El estado lamentable en el cual se encontraba Romeo no hacía más que incubar una locura subyacente, la alimentaba y se notaba como crecía en su interior. Él mismo sentía desquiciarse desde dentro hacia fuera, como si alguien estuviera desgarrándole las entrañas para conseguir ver la luz de aquella realidad que se le reprimía, aquella realidad que empezaba en los surcos cerebrales y acababa dando forma a lo que Romeo percibía a través de sus receptores. Había oído hablar de cómo funcionaba la mente, de cómo los sentidos se organizaban para darle forma a lo que la realidad exponía ante sus órganos receptores y transmitían la información que conformaban la realidad sobre la que se desenvolvía el ser humano. También había oído hablar de las neuronas espejo, un nuevo descubrimiento que ampliaba algo más el sistema perceptivo del ser humano, llevándolo a un nivel de empatía tal que el organismo era capaz de reconocer la verdad de los objetos, personas y demás, de ver el futuro, de ser capaz de vivir perceptivamente lo que otros percibían directamente. Algunos daban incluso en llamar a estas neuronas, Dalai Lama, por el efecto que sobre las personas producía. Esto daba explicación a muchas de las cosas que motivaban al ser humano, como la sensación gratificante de ver cómo alguien gana en televisión ante cualquier evento competitivo o la conquista de un amor por parte de un amigo o familiar. Nuestro organismo empatiza con ese otro organismo y es capaz de vivir al mismo tiempo lo que aquel experimenta. Ahora, Romeo se sentía incapaz de mostrar empatía por nada ni por nadie, simplemente estaba.

Aturdido, agazapado y enroscado sobre sí mismo en el sofá, miraba al frente. Sus ojos se dirigían al vacío, atravesando la pantalla del televisor apagado. De vez en cuando, se balanceaba levemente, intentando mantener el equilibrio producido por la inanición y la creciente deshidratación. No notaba la estancia a su alrededor, había olvidado incluso su propio cuerpo. Se creía una mente volátil, como humo estático sumido en una profundidad absoluta. Nada existía, él tampoco.
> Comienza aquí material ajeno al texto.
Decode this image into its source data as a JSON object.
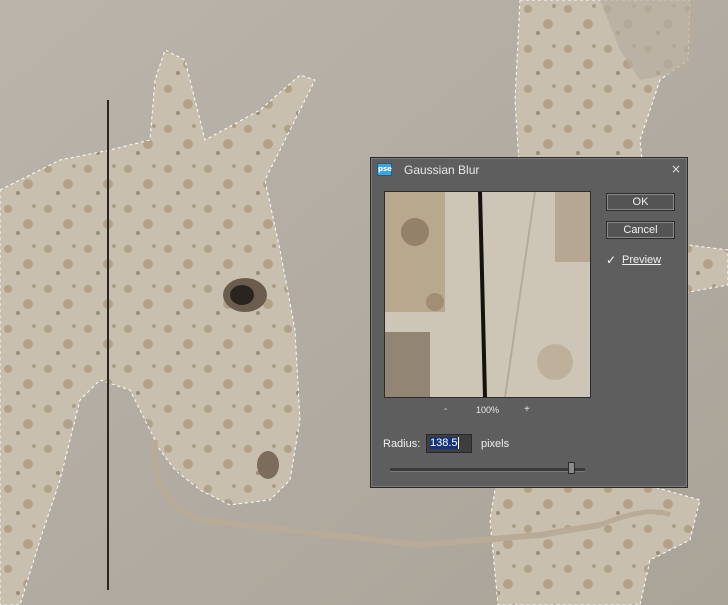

En uno de los momentos en los cuales su organismo hizo una llamada de atención, Romeo notó una presencia a su izquierda. Al principio era como una sombra, quizá la suya, pensó, pero luego se fue estableciendo una silueta más clara, con unos contornos más precisos y unos rasgos mucho más marcados y definidos. En unos segundos, su vista se acomodó y pudo apreciar a alguien sentado junto a él, mirándole fijamente a los ojos. Por un instante se estremeció y un escalofrío le recorrió con un espasmo dorsal. No sabía quién era aquella persona, ni cuanto tiempo llevaba allí junto a él, sólo sabía que estaba ahí. Mirando, impasible. Ahora sí que estaba mal, tenía alucinaciones. Si esperaba algún síntoma claro que le indujera a ponerse en manos de profesionales sin duda era aquel. Una persona, posiblemente una visión deformada de su propio yo, se había manifestado como algo real. Si no creía mal, aquello era perfectamente reconocido como un cristalino presagio de Esquizofrenia. No podía dar crédito a lo que sus ojos veían, los frotó para mayor seguridad. Aquel hombre seguía allí. Se acercó hasta que pudo percibir un aliento dulce emanando de la boca de su alucinación. Levantó un brazo y alargó un dedo lentamente, con su cara a escasos centímetros de la de él, quería comprobar si podía tocarlo, si la alucinación le llevaba al extremo de experimentar el tacto de algo inexistente como físico y real. Cuando estaba a punto de alcanzar su objetivo, una voz hizo que se detuviese en seco.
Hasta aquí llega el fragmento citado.